I have found some very unusual behavior when comparing time of inference run for ResNet50 in image classifier for various backends. I’d very much appreciate any comment why such thing might have happened.

My line looks like this:

./bin/image-classifier <testImages> -use-imagenet-normalization -image_mode=0to1 -m=resnet50 -model_input_name=gpu_0/data -<cpu|interpreter|opencl> -time

Where <testImages> is directory with 1/16/32/64 images depending on the tested batch size. To have a bit clearer picture I have used measured time to calculate images/second value.

And now the strange part…

For OCL I can see logarithmic increase, but for all other backends value is constant. It completely doesn’t matter how big batch size I throw at it, images/second value is the same (+/- small noise).

On generated dot file everything looks reasonable, that is batch size is propagated.

Have you also experienced similar behavior? Or maybe I’m just doing my measurements wrong?

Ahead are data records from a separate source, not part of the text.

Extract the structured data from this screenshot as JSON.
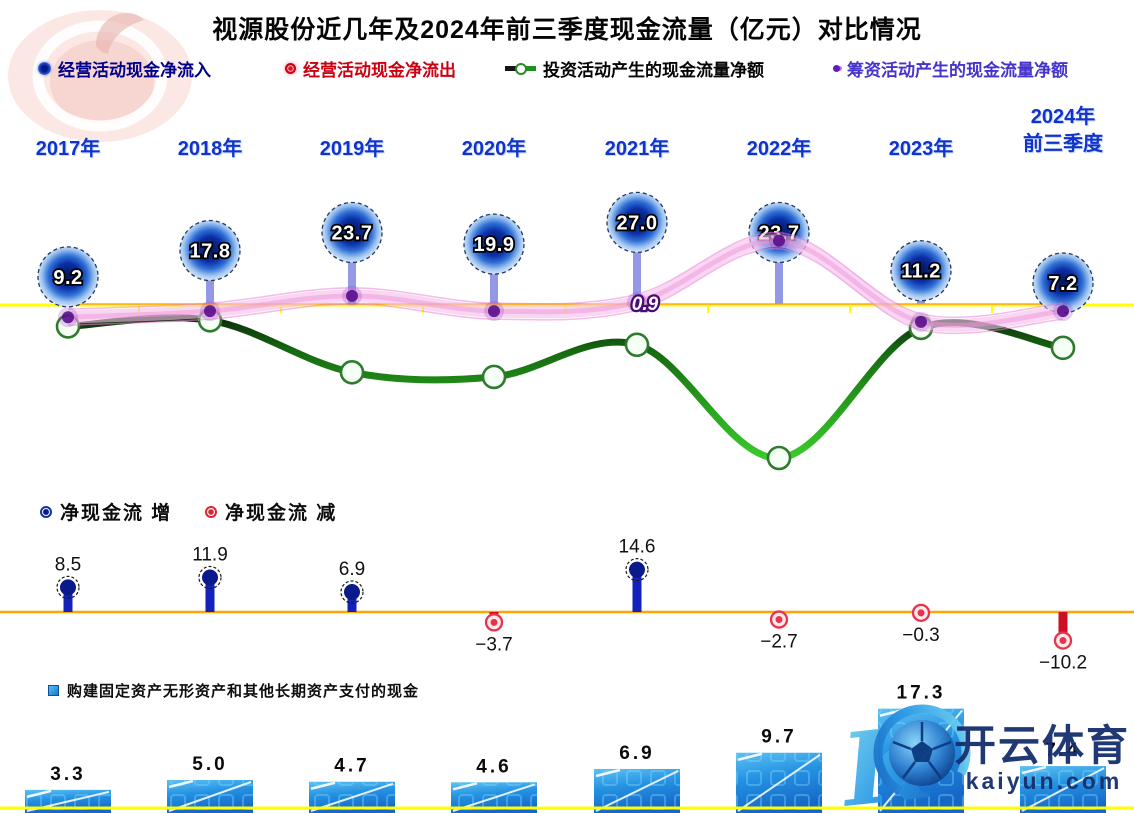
{
  "title": "视源股份近几年及2024年前三季度现金流量（亿元）对比情况",
  "unit": "亿元",
  "legend_top": [
    {
      "label": "经营活动现金净流入",
      "color": "#00008B",
      "marker": "blue-glow-dot"
    },
    {
      "label": "经营活动现金净流出",
      "color": "#cc0011",
      "marker": "red-glow-dot"
    },
    {
      "label": "投资活动产生的现金流量净额",
      "color": "#050505",
      "marker": "green-line-circle"
    },
    {
      "label": "筹资活动产生的现金流量净额",
      "color": "#4433cc",
      "marker": "purple-dot"
    }
  ],
  "categories_display": [
    "2017年",
    "2018年",
    "2019年",
    "2020年",
    "2021年",
    "2022年",
    "2023年",
    "2024年\n前三季度"
  ],
  "colors": {
    "axis_top": "#ffff00",
    "axis_mid": "#ffa500",
    "axis_bottom": "#ffff00",
    "operating_blue": "#1b3fd0",
    "invest_green": "#2aa41e",
    "financing_pink": "#ee86d6",
    "increase_blue": "#1222bb",
    "decrease_red": "#cc1122",
    "bar_blue": "#2e9be6",
    "year_label_blue": "#1133cc"
  },
  "chart_data": [
    {
      "type": "line",
      "title": "经营 / 投资 / 筹资 现金流量对比",
      "categories": [
        "2017年",
        "2018年",
        "2019年",
        "2020年",
        "2021年",
        "2022年",
        "2023年",
        "2024年前三季度"
      ],
      "ylabel": "亿元",
      "series": [
        {
          "name": "经营活动现金净流入",
          "style": "bubble-lollipop",
          "values": [
            9.2,
            17.8,
            23.7,
            19.9,
            27.0,
            23.7,
            11.2,
            7.2
          ],
          "data_labels_shown": true
        },
        {
          "name": "投资活动产生的现金流量净额",
          "style": "line-circle-markers",
          "values_estimated": [
            -7,
            -5,
            -22,
            -23.5,
            -13,
            -50,
            -7.5,
            -14
          ]
        },
        {
          "name": "筹资活动产生的现金流量净额",
          "style": "fuzzy-pink-line",
          "values_estimated": [
            -4,
            -2,
            3,
            -2,
            0.9,
            21,
            -5.5,
            -2
          ],
          "labeled_point": {
            "category": "2021年",
            "value": 0.9
          }
        }
      ]
    },
    {
      "type": "lollipop",
      "legend_increase": "净现金流 增",
      "legend_decrease": "净现金流 减",
      "categories": [
        "2017年",
        "2018年",
        "2019年",
        "2020年",
        "2021年",
        "2022年",
        "2023年",
        "2024年前三季度"
      ],
      "values": [
        8.5,
        11.9,
        6.9,
        -3.7,
        14.6,
        -2.7,
        -0.3,
        -10.2
      ]
    },
    {
      "type": "bar",
      "legend": "购建固定资产无形资产和其他长期资产支付的现金",
      "categories": [
        "2017年",
        "2018年",
        "2019年",
        "2020年",
        "2021年",
        "2022年",
        "2023年",
        "2024年前三季度"
      ],
      "values": [
        3.3,
        5.0,
        4.7,
        4.6,
        6.9,
        9.7,
        17.3,
        7.4
      ]
    }
  ],
  "watermark": {
    "brand": "开云体育",
    "domain": "kaiyun.com"
  }
}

Below you can see chart presenting number of images/second with increase of batch size for each of backends.

chart

Hi Sebastian, I’m assuming this is because the OpenCL backend takes advantage of parallelism across the multiple images in the batch, whereas our CPU and Interpreter do not and are always running on a single CPU core. So I would expect to always see about the same images/second for the CPU and Interpreter, whereas the OpenCL backend will benefit from this parallelism up until whatever device you’re using has all of its parallel resources exhausted, at which point images/second would plateau. This appears to be what you are seeing here.

1 Like

Thanks Jordan! That makes a lot of sense now. I am almost sure that I read about that limitation. Apparently I must have forgot.

1 Like

By the way, there have been some discussions about multi-threaded CPU kernels – you can follow along in GH issue #1749.